Synopses & Reviews
A failing artist turned forger, an architectural masterpiece hidden behind high walls, an impish vagabond, and some very resourceful, very intimidating twins — Forgery pays homage to greats like Juan Rulfo and Luis Barragán, traversing late 20th Century Guadalajara with the exuberance and eccentricity of an 18th Century picaresque.
Review
"A fun and entertaining story of a great literary quality." — Milenio
Review
"We must pay serious attention to the work of Ave Barrera, not just what she has already published but also what is yet to be written." — Cristina Rivera Garza, author of No One Will See Me Cry
Review
"Ave Barrera eases us into this microcosmos as strange and shocking as it is true, constructing powerful atmospheres imbued with very varied sensations, ranging from dreamlike hallucinations to terror, horror and beauty." — El País
About the Author
Ave Barrera (Guadalajara, México, 1980) holds a Bachelor in Hispanic Literature at University of Guadalajara and for several years she was editor in Oaxaca, México. Ave has been awarded fellowships from the Fundación Carolina for a training course on publishing at the Complutense University of Madrid and the Young Creators Grant for Novel (2010 and 2014) from the Mexican National Fund for Culture and the Arts (FONCA). Ave has worked as copywriter for e-media and once as a ghostwriter. She also writes short stories and just published the illustrated children book Una noche en el laberinto (A Night in a Labyrinth, Edebé 2014). She was recipient of the Sergio Galindo Award from the Veracruz University with her first novel Puertas demasiado pequeñas (A Door Too Small). She currently lives in México City and is writing a new novel: Tratado de la vida marina (A Treatise of Marine Life) with the support of FONCA. Her latest novel was published in 2019 in Mexico and Spain under the title Restauración (Restoration).

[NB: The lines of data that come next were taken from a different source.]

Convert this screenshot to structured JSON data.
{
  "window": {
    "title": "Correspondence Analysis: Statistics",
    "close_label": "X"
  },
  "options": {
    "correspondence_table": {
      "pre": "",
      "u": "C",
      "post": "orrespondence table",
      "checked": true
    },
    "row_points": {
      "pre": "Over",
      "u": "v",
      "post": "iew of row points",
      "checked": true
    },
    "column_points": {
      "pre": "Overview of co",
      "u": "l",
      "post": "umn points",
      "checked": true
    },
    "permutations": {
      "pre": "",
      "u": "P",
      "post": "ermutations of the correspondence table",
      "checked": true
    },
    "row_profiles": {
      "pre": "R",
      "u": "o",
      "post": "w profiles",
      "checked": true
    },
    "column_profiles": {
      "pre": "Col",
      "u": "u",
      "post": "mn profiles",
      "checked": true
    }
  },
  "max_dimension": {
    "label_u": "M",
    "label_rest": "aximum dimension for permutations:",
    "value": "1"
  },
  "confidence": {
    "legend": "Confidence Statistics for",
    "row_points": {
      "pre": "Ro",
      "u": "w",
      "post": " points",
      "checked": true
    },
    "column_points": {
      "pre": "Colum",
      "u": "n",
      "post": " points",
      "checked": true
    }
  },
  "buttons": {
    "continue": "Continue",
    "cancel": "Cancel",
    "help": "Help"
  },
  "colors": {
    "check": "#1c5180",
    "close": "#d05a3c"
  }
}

Ellen Jones is a researcher and translator based in London. She has a PhD from Queen Mary University of London and writes about multilingualism and translation in contemporary Latin American literature. Her reviews have appeared in publications including the Times Literary Supplement and The Los Angeles Review of Books, and her translations in publications including The Guardian and Latin American Literature Today. She has been Criticism Editor at Asymptote since 2014.
Robin Myers is a New York-born, Mexico City-based poet and translator. Her translations have appeared or are forthcoming from the Kenyon Review, the Harvard Review, Two Lines, The Offing, Waxwing, Beloit Poetry Journal, Asymptote, the Los Angeles Review of Books, Tupelo Quarterly, and Inventory. In 2009, she was named a fellow of the American Literary Translators Association (ALTA); in 2014, she was awarded a residency at the Banff Literary Translation Centre (BILTC); and in 2017, and she was selected to participate in the feminist translation colloquium A-Fest. Recent book-length translations include Lyric Poetry Is Dead by Ezequiel Zaidenwerg (Cardboard House Press), Animals at the End of the World by Gloria Susana Esquivel (University of Texas Press), and Cars on Fire by Mónica Ramón Ríos (Open Letter Books).